What’s more, parents plan to allocate an average $46 per student on supplies to help protect their children. More than four-fifths of respondents to a recent Shopkick survey said that they’d purchase items that would protect kids at school, including hand sanitizer (97%), cleaning wipes (89%), face masks (71%) and gloves (44%).
That being the case, make room for these items in your back-to-school aisle, even if it means allocating less space for more traditional supplies such as pencils, binders and paper.
Plan properly to meet shoppers’ changing needs
Shopkick reported that while most back-to-school in-store consumers will shop at big-box retailers, 20% of them plan to purchase school supplies from grocery stores. And while some consumers have made their school shopping runs early because of the fear that stores would run out of supplies -- similar to toilet paper stock-outs -- many have yet to begin shopping, because they don’t know what supplies their children will need.
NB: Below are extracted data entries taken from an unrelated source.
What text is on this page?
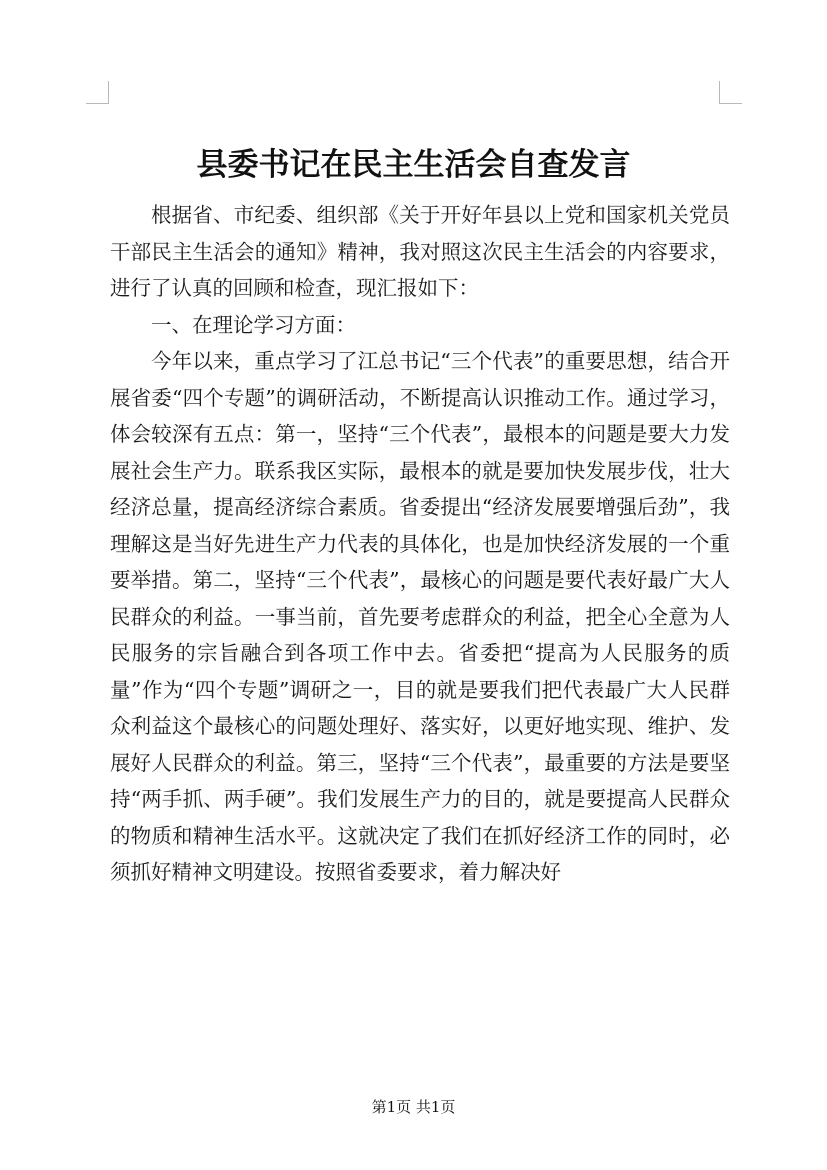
县委书记在民主生活会自查发言

根据省、市纪委、组织部《关于开好年县以上党和国家机关党员干部民主生活会的通知》精神，我对照这次民主生活会的内容要求，进行了认真的回顾和检查，现汇报如下：

一、在理论学习方面：

今年以来，重点学习了江总书记“三个代表”的重要思想，结合开展省委“四个专题”的调研活动，不断提高认识推动工作。通过学习，体会较深有五点：第一，坚持“三个代表”，最根本的问题是要大力发展社会生产力。联系我区实际，最根本的就是要加快发展步伐，壮大经济总量，提高经济综合素质。省委提出“经济发展要增强后劲”，我理解这是当好先进生产力代表的具体化，也是加快经济发展的一个重要举措。第二，坚持“三个代表”，最核心的问题是要代表好最广大人民群众的利益。一事当前，首先要考虑群众的利益，把全心全意为人民服务的宗旨融合到各项工作中去。省委把“提高为人民服务的质量”作为“四个专题”调研之一，目的就是要我们把代表最广大人民群众利益这个最核心的问题处理好、落实好，以更好地实现、维护、发展好人民群众的利益。第三，坚持“三个代表”，最重要的方法是要坚持“两手抓、两手硬”。我们发展生产力的目的，就是要提高人民群众的物质和精神生活水平。这就决定了我们在抓好经济工作的同时，必须抓好精神文明建设。按照省委要求，着力解决好

第1页 共1页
So, to recap, entice them through your doors and down your back-to-school aisles by stocking items that have become increasingly important, such as technology accessories that promote learning from anywhere, and safety supplies like hand sanitizer and wipes, and consider having on-brand professional signage made that shows consumers that you have a serious safety plan, including kid-friendly floor stickers and other signs that promote safer shopping habits, such as one-way aisles that encourage social distancing.
It might be a school year and a back-to-school shopping season full of changes, unknowns and surprises, but with proper planning, you can take on the challenge of meeting consumers’ needs while easing their COVID-19-related anxiety.